Christopher Adolph, a professor of political science and statistics at University of Washington, said the Republicans’ studies are “badly flawed” because they make a broad assumption that felons would vote the same way non-felons vote in a particular precinct or neighborhood.

That would be like assuming felons who illegally registered to vote matched legal voters on another feature, such as gender, Adolph said. But in a demonstration precinct he checked, male and female voters were about equally divided, but illegally registered felons were about 75 percent male.

“It’s really possible for those people to have voted every which way,” he said.

But GOP attorney Mark Braden pointed out that Adolph was an untenured professor who has never been an expert witness in a trial, while Katz is “one of the most eminent political scientists in the country.”

Finding a way to subtract hundreds of illegal votes from the 2004 vote totals and determine who really won the governor’s election might be a “hopeless case,” Adolph said. But it might be possible to get valid survey data that would allow a statistician to reach that conclusion.

How would one conduct a survey of people who may have committed a crime by casting an illegal ballot and determine how they vote, Braden asked.

“I would suggest simply asking them. I think it would be worth trying,” said Adolph, who later conceded he had never actually conducted a survey.

Mark Hancock, another expert called by the Democrats, said the data used by the GOP’s experts don’t meet scientific standards and “if science says you cannot rely on that (data), science shouldn’t be invoked.”

Hancock is a statistician and social scientist at the University of Washington. Under questioning from Braden, he said he wasn’t a political scientist, and has never appeared as an expert witness in an elections case. But Berman quickly followed up with questions that pointed out he was a social scientist, and an expert in sampling and other types of statistical analysis.

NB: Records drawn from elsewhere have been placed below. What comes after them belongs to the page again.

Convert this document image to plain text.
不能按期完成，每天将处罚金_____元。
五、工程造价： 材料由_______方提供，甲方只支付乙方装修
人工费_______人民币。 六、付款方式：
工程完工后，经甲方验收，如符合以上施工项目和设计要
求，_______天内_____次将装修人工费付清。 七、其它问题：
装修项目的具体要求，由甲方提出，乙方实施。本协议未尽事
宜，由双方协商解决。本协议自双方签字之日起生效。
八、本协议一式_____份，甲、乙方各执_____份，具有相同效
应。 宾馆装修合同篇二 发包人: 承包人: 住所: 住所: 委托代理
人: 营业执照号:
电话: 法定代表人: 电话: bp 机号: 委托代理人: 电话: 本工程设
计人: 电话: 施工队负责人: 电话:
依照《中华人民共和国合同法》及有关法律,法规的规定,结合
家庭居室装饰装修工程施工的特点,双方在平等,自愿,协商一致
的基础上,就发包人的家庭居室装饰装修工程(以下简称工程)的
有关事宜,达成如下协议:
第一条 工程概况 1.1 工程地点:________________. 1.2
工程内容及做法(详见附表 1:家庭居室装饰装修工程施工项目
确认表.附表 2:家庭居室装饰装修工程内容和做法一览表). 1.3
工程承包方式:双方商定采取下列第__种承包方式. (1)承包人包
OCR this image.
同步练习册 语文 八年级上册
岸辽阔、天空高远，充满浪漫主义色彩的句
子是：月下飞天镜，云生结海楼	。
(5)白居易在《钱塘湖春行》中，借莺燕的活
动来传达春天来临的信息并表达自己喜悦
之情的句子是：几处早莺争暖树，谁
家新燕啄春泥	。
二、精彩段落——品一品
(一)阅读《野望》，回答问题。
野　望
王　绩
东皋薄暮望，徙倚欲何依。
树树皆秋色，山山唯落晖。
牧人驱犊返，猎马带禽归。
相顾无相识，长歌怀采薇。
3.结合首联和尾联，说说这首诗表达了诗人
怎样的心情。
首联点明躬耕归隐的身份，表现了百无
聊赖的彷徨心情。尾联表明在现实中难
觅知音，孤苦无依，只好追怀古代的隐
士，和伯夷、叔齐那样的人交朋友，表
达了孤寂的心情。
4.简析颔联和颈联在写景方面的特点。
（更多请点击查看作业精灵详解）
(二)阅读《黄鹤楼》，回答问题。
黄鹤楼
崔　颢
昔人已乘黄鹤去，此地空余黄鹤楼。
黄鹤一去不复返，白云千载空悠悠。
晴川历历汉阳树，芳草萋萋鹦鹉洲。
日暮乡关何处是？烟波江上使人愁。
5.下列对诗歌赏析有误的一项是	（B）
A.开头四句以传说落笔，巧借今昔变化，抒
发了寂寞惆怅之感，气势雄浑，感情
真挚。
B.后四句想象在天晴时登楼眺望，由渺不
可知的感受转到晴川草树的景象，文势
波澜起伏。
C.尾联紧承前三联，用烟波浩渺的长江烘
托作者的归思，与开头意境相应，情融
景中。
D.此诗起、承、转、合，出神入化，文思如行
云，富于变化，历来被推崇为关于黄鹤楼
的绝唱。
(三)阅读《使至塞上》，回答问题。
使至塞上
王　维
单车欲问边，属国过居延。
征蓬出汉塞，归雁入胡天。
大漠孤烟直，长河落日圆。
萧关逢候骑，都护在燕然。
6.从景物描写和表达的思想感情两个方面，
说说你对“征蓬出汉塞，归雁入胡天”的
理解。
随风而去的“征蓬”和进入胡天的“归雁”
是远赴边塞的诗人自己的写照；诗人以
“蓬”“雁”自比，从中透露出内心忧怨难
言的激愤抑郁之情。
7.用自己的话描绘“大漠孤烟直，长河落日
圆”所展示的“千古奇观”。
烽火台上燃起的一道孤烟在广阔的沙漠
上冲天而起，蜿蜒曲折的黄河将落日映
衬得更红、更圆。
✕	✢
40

At one point, Braden and Hancock went back and forth over a scientific conclusion on who won the election could be reached, if the court decided which votes to remove. The GOP eventually may ask Bridges to come to that conclusion on illegal ballots, and attempt to plug them into their experts’ formulas.

Hancock argued that wouldn’t necessarily be good science. No matter what way Braden asked the question, Hancock wouldn’t budge.

Finally, Bridges broke in: “We have a lawyer talking, and a scientist answering, and that’s a problem.”